EAST RUTHERFORD, N.J. - Antonio Pierce did not know Giants teammate Plaxico Burress was carrying a gun last weekend until it accidentally discharged, injuring the receiver in the right thigh, Pierce's attorney said yesterday.
"He had no idea Plaxico had a weapon," the linebacker's attorney, Michael Bachner, said in a telephone interview.
Bachner said Pierce would cooperate with authorities and testify before a Manhattan grand jury about the incident if asked to testify, which has yet to happen.
"Antonio has always taken a position that he will be cooperative in the investigation with law enforcement. . . . If he is [subpoenaed to testify], he is going to abide by his obligations as a citizen," Bachner said.
Pierce refused to discuss the shooting and its aftermath after practice yesterday, but insisted that he would not be distracted when he plays against the Eagles on Sunday.
"This Sunday is no different from last Sunday," said Pierce, who came into the media room right after practice in a sweat-soaked gray pullover. "It is no different from Week 1. It's no different from the Super Bowl game. It's no different from the first game I ever played football.
"When I get on the football field, my focus is winning the game, first and foremost, doing my job, and helping my team win. That's what I plan on doing on Sunday."
Although Pierce did take Burress to New York-Presbyterian Hospital/Weill Cornell Medical Center, as instructed by a Giants trainer, he did not try to cover it up by registering Burress under a false name, Bachner said.
"Other than bringing him to the hospital, he had no involvement in the administration process," he said.
Bachner said he could not comment on a report that Pierce took Burress' gun to his home and later gave it to the receiver's wife, Tiffany.

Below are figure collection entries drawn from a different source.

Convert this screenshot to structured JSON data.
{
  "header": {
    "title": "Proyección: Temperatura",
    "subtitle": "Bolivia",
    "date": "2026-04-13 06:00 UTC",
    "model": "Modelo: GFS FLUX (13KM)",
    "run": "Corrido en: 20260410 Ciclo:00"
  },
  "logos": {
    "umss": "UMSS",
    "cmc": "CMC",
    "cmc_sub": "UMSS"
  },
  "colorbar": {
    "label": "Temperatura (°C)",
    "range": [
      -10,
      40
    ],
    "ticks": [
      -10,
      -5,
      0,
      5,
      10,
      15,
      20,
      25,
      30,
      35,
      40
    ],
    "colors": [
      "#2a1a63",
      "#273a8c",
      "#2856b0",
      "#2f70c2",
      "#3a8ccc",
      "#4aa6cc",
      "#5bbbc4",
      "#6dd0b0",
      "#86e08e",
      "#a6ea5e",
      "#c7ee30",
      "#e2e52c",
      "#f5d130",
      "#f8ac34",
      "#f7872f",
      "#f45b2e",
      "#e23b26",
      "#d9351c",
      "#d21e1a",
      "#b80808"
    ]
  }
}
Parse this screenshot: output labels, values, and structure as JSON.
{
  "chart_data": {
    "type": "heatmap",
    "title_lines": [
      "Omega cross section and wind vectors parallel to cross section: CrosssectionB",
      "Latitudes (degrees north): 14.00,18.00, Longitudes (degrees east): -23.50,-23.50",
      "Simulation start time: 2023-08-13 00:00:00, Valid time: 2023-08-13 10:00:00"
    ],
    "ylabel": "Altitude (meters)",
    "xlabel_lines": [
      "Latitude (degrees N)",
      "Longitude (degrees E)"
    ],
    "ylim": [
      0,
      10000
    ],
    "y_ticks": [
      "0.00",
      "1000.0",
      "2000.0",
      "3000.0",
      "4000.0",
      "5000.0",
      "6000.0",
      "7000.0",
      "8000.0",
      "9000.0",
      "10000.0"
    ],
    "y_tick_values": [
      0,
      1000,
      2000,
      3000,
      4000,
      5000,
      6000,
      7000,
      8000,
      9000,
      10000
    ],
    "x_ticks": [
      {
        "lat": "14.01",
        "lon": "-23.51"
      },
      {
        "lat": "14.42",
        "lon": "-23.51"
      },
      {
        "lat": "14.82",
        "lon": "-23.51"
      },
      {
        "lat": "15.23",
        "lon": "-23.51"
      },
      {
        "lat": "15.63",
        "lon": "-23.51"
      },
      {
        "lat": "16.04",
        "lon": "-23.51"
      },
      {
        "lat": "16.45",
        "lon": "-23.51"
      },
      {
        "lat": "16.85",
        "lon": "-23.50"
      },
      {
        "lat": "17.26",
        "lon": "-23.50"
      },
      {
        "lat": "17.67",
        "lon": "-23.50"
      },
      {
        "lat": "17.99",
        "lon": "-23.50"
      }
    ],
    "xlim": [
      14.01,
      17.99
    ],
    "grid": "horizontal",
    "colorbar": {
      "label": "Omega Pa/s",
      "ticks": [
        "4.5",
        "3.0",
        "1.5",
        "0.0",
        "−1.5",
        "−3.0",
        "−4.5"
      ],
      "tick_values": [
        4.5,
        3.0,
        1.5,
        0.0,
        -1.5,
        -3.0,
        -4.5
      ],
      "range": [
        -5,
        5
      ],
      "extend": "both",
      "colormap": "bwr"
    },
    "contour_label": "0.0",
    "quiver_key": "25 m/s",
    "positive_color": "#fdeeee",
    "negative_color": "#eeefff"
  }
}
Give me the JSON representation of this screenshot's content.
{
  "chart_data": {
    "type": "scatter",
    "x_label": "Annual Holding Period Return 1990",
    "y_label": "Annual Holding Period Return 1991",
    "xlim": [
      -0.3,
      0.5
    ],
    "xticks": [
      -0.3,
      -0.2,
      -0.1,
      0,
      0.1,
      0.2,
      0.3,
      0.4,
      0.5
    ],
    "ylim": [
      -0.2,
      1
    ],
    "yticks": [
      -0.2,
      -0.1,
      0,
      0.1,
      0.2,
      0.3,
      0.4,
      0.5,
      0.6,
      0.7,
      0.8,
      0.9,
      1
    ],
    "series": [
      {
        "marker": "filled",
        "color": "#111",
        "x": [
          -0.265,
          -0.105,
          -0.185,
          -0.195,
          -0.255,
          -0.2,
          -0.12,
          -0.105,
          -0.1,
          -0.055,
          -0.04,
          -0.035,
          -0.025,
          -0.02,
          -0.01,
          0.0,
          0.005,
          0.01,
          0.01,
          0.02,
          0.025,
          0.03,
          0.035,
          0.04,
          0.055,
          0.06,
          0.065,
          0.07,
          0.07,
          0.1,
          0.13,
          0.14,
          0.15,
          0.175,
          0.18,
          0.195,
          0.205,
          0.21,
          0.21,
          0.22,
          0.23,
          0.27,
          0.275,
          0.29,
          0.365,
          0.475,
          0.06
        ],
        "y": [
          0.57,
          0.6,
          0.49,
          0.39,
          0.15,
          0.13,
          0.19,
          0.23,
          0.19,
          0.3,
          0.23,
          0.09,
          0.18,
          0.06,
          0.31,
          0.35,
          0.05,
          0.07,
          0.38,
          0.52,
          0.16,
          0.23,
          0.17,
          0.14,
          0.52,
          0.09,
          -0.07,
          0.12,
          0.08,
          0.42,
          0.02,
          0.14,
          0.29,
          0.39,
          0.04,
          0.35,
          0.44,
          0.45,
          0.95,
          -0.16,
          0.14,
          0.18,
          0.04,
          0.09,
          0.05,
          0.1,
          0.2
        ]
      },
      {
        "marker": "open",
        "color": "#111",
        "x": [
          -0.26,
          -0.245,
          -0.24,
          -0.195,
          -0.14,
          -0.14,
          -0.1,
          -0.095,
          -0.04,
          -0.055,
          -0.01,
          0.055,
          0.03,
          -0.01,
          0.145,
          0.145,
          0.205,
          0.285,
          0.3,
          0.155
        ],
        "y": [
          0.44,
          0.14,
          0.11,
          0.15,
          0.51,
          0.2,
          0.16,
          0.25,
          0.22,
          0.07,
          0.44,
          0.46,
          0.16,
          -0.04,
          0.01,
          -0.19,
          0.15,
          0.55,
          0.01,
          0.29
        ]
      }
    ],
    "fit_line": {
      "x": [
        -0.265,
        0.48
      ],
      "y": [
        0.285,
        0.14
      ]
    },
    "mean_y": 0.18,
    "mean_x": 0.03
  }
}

Giants spokesman Pat Hanlon acknowledged on Wednesday that Pierce called team trainer Ronnie Barnes after the shooting and that Barnes told Pierce to take the injured player to New York-Presbyterian.
Hanlon said yesterday that the Giants had alerted NFL security about the early-Saturday shooting at a Manhattan nightclub, saying the team left it to the league to notify police. The NFL said its security department did contact police.
But police say the NFL was not forthcoming about the shooting.
When Barnes arrived at the hospital, he asked to see Burress, by name, and was taken to the room where he was being treated. Barnes later learned that Burress had been issued a hospital ID bracelet with an alias, and Hanlon said neither Barnes nor the Giants had any involvement with the receiver's being admitted under a false name.
Dr. Josyann Abisaab has been suspended for not reporting Burress' gunshot injury, as required by law.
Abisaab, who is affiliated with the hospital and specializes in internal and emergency medicine, could not be reached for comment.
Police still want to interview the people at the hospital who treated Burress and did not report the shooting. Even if Burress used an alias, the hospital must report a gunshot wound regardless of whether it knows the patient's identity.
Burress has been charged with illegal weapons possession, a felony that requires a mandatory minimum of 31/2 years and a maximum of 15 years in prison if convicted. The Giants have suspended him for the rest of the season.